In den meisten Fällen wird der Schaden ersetzt. Wenn man jedoch Kreditkartendaten samt Sicherheitscodes auf Facebook veröffentlicht hat, kann man nicht damit rechnen, dass die Bank für den Schaden einsteht. Generell wird geprüft, ob der Kunde seine Sorgfaltspf lichten für den Umgang mit dem Zahlungsinstrument eingehalten hat. Dazu gehört es, die personalisierten Sicherheitsmerkmale, wie z.B. PINCodes, vor unbefugten Zugriff zu schützen. Wie viele Fälle gibt es, bei denen tatsächlich Schaden entsteht?
Es zahlt sich für die Kriminellen weiterhin aus. Phishing-Opfer gibt es genug. Der klassische Phishing-Angriff ist relativ einfach. Millionen von eMails zu verschicken, kostet nicht viel. Bankkunden sind ein Spiegelbild der Gesellschaft. Manche kennen sich aus und erkennen Betrugsversuche, andere tun sich schwerer und fallen auf solche eMails herein. Wie kann ich mich schützen?
Es gibt die Klassiker, etwa die Software auf den Geräten aktuell zu halten, auch Antivirenschutz hilft. Software sollte nur von vertrauenswürdigen Quellen bezogen werden. Technik kann aber nur einen Teil leisten. Der Rest?

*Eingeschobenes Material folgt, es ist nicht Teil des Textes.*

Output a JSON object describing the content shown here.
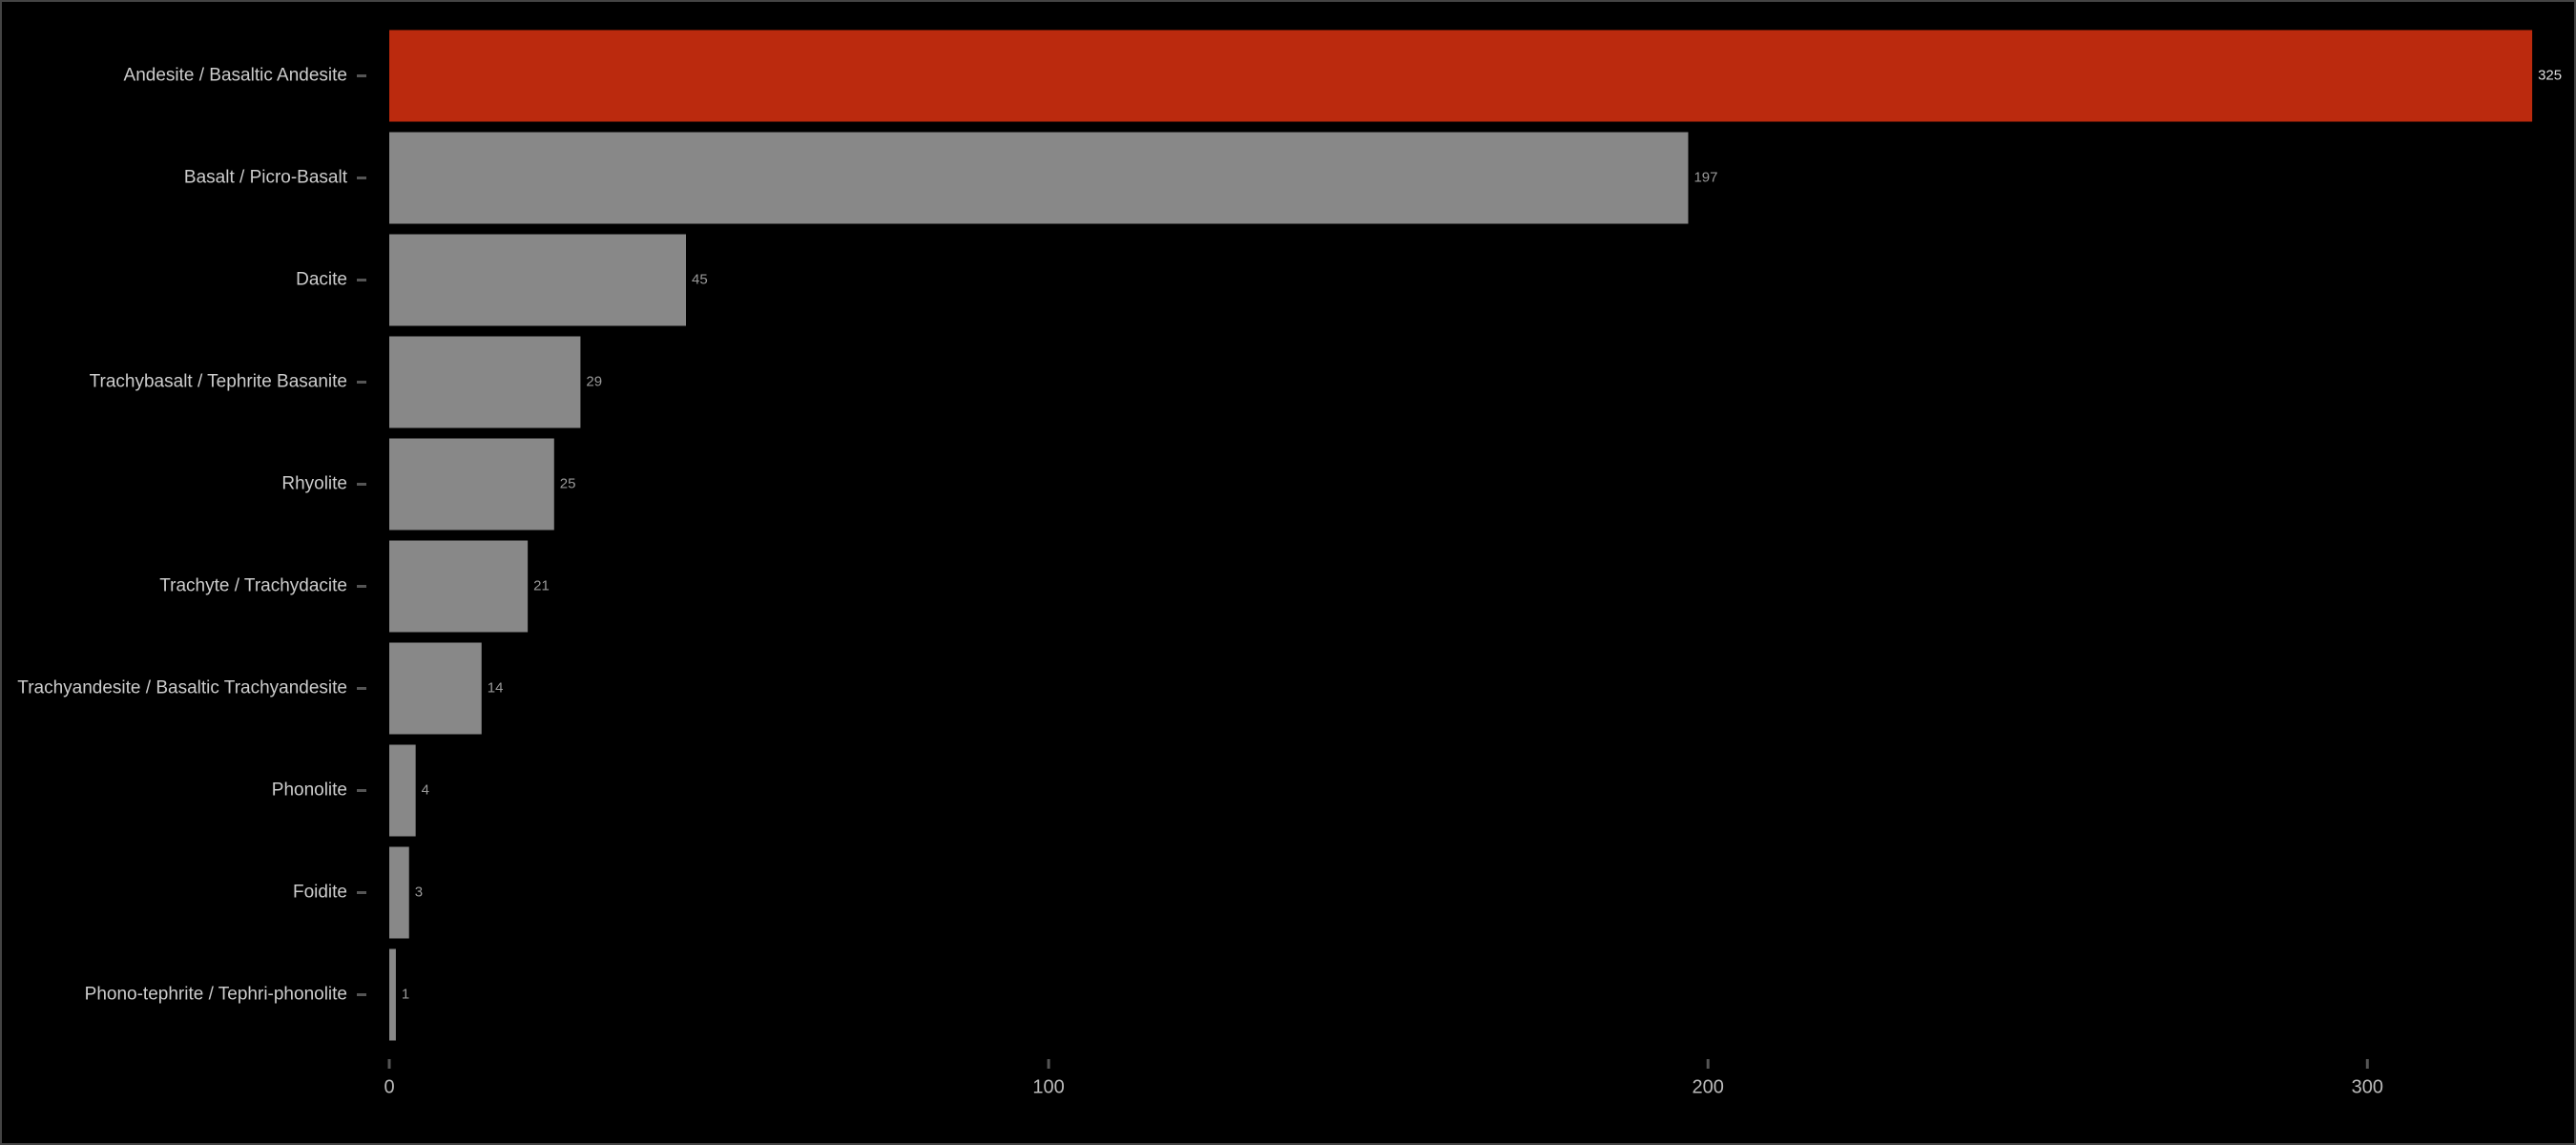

Man sollte, wie im richtigen Leben auch, ein gewisses Misstrauen an den Tag legen. Ich vergleiche PhishingMails gerne mit einem Menschen, der mit einem T-Shirt mit Bank-Logo in der Fußgängerzone steht und Passanten auffordert, ihm ihre Passwörter zu geben. Das wird nicht funktionieren. Phishing-Mails sind im Prinzip nichts anderes. Phishing-Warnungen von Banken gibt es fast jeden Tag. Werden sie noch gelesen?
Die tausendste Warnung wird ignoriert werden. Die Leute haben gelernt, dass sie auf „OK“klicken müssen, damit eine Dialogbox verschwindet. Wir müssen uns andere Wege überlegen, wie wir sie erreichen können. Zum Beispiel?
Indem ich dem Kunden helfe, sich selbst zu helfen. Etwa ihm zu zeigen, wie man einen Passwortmanager benutzt. Im Endeffekt entscheidet der Kunde, was er tut. Wir können ihm nur Ratschläge zur Selbsthilfe geben. Wie werden Konten in Zukunft abgesichert?
Der Trend geht in Richtung Betrugserkennung. Wir wissen, was der Kunde üblicherweise mit seinem Konto macht, wohin er überweist und welchen Computer oder welches Smartphone er dabei verwendet. Auf Basis solcher Informationen können wir einschätzen, wie wahrscheinlich es ist, dass der Kunde eine bestimmte Transaktion selbst getätigt hat. Solche Sicherheitsmaßnahmen sind wesentlich schwieriger anzugreifen, als ein neues Login-Verfahren, bei dem es garantiert eine Schwachstelle gibt.